Bill O’Reilly’s Flying Circus

Four years ago, I was a guest on the “O’Reilly Factor,” part of a panel discussion on the income gap. It was a wonderfully surreal moment that, alas, I have yet to repeat. I just stumbled upon a transcript of the show. Below is a pretty funny bit that I believe is short enough that I can legally quote it.

Missing here is O’Reilly’s assertion that Cornell University is a socialist plot, “Parade” editor and DNC Treasurer Andrew Tobias inviting me to join the Democratic party, and, finally, Mr. O’Reilly brusquely ending the segment and announcing that Mel Gibson would be next after the commercials.

O’REILLY: OK, but here’s the deal. And you ought to know this, too, Shaun, is that for many years, I didn’t make any money. OK? And I lived in my younger time in a very frugal environment. OK? So I don’t believe that the government has the right, now that I’m successful, due to hard work and some luck, to come into my house and take my money and give it to other people, and they don’t even know what these people are going to do with it. That’s wrong, morally wrong.

RICHMAN: Are you living in poverty as a result of this 50 percent [tax rate]?

O’REILLY: Am I living in poverty? No, but what right do you or anybody else have, even in France, to take other peoples’ money and give it to somebody you don’t know? What right do you have, morally?

RICHMAN: It’s a basic system of fairness. Now when you weren’t making that money…

O’REILLY: Yes.

RICHMAN: When you were living in dire straits, wouldn’t it have been nicer to have a system where…

O’REILLY: No, I wouldn’t have taken a dime.

RICHMAN: You wouldn’t have taken a dime?

O’REILLY: No. Absolutely not.

RICHMAN: You would have died of tuberculosis?

O’REILLY: That’s right. And I wouldn’t have kids unless I could support them. That’s right, because I don’t believe in taking other peoples’ stuff and giving it to me. I won’t even take Social Security when I’m older. I’ll give it back or I’ll give it to charity. You see? That’s where you guys are wrong. You’re taking stuff, you’re making value judgments. You’re giving it to other people and you don’t know what those other people are going to do. That’s wrong. Am I wrong?

Why did they never invite me back?

Newsflash

This just in. After analyzing subpoenaed Google search records, the Departments of Justice and Homeland Security announced that they foiled a new 9/11 Al Quaeda plot involving “blonde hair big tits.”

I hope that all you refuseniks and ACLU’ers out there stop and think about what kind of busty, peroxide doomsday your interference might have caused. Have more faith in your government. You’re not even using those civil liberties, anyway.

“…But they don’t mind throwing a brick…”

It’s touching that there are still people in this world who care enough to riot. I first heard about France’s proposed “first job contract” law from some of the French scientists with whom I am working.

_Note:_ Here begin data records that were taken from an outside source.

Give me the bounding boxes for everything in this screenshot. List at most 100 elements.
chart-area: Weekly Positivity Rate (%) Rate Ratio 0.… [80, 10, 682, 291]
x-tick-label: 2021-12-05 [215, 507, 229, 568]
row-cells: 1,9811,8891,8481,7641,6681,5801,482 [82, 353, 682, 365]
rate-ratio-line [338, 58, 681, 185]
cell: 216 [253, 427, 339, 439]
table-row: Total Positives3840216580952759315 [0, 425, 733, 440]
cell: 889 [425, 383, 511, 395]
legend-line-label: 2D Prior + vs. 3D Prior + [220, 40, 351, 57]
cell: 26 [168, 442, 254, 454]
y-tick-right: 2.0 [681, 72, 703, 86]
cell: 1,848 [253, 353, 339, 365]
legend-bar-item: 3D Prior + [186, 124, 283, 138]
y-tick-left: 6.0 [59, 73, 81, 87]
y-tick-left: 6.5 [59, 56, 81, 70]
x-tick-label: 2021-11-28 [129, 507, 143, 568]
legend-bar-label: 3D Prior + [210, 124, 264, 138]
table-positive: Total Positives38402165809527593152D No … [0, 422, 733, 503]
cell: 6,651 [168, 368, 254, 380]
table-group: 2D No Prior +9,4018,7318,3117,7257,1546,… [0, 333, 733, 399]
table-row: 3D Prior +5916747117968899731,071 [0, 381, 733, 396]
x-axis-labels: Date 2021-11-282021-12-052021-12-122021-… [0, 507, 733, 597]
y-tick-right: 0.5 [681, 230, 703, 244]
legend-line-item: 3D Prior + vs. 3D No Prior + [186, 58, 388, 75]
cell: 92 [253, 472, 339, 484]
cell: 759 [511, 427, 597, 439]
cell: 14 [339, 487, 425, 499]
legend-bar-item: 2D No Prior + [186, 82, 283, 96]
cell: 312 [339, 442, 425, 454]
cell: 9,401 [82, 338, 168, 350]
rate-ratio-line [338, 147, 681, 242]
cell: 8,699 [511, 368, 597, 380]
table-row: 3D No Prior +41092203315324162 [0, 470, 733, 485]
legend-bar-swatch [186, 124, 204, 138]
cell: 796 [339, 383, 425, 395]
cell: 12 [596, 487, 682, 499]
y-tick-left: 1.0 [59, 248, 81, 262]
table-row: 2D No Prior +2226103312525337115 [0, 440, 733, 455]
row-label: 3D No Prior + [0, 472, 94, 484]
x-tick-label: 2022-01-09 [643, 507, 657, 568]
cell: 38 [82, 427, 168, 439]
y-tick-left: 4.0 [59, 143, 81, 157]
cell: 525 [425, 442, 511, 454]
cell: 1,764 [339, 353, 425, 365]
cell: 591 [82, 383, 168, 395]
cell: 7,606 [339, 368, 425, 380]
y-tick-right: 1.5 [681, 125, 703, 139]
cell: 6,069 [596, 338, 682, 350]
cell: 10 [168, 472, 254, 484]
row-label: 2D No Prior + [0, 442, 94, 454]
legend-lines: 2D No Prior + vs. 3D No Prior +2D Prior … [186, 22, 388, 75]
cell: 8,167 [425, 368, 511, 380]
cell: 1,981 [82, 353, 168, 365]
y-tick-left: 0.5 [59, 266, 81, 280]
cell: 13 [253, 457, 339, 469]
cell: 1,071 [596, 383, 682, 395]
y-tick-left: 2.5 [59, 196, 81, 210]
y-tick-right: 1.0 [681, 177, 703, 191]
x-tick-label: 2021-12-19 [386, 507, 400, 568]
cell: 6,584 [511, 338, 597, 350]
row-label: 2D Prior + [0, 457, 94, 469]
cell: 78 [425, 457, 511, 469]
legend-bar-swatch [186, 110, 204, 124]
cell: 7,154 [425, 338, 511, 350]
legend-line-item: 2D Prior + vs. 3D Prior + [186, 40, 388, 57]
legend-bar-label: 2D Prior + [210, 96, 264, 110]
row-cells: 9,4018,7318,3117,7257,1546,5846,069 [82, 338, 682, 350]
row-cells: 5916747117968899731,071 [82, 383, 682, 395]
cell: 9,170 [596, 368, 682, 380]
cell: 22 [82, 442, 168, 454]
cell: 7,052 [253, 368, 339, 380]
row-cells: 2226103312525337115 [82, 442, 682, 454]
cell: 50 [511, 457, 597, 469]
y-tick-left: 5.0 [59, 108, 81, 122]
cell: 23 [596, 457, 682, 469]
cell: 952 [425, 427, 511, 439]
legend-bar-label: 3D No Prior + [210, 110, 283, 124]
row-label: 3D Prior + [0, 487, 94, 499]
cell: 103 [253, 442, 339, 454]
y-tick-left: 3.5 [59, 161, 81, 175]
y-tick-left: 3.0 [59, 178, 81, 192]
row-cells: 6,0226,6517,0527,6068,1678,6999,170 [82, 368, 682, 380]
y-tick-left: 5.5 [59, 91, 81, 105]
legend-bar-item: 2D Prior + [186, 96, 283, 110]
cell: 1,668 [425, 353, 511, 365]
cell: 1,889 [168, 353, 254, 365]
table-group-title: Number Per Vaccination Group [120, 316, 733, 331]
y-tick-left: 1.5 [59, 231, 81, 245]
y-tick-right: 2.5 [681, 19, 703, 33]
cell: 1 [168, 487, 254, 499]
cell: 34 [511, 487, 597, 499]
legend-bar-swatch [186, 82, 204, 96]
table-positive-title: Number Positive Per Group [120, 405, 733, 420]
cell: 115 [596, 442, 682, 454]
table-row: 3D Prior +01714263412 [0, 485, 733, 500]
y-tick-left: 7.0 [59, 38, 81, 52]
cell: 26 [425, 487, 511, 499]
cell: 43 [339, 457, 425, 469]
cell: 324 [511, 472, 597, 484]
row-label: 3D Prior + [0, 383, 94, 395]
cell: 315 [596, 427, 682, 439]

They’re absolutely pissed off.

The law would allow employers to hire first-time workers under the age of 26, and, for the first two years of this job, have no obligation to provide benefits and can fire the employee at any time for any reason. American workers have a similar status when they are hired for the first job, and for their second, third, fourth and tenth up until the day they die. Unless they have a union contract, that is.

Where is our outrage?

McLaughlin is Presumed Innocent

In a very troubling development, FBI agents raided the offices of the New York Central Labor Council and the district office of Assemblyman Brian McLaughlin, the President of the CLC. McLaughlin has been President of the CLC for two decades, the third of three representatives of IBEW Local 3 who have headed the Council for the entirety of its 51 year history. His files were seized in connection to an investigation of a contractor, Petrocelli Electric, that did business with the city.

While McLaughlin’s tenure as President of the city-wide coalition of trade unions is open to criticism (McLaughlin is a skilled politician who has strived for unity in the labor movement; that unity has often been achieved through a lowest common denominator agenda that has precluded bold leadership stands), I have never heard any of his critics accuse him of corruption. To date, there have been no charges or allegations against McLaughlin or the CLC. The raid does have the unmistakable whiff of a politically motivated hatchet job. We should keep a critical eye on situations, as they develop.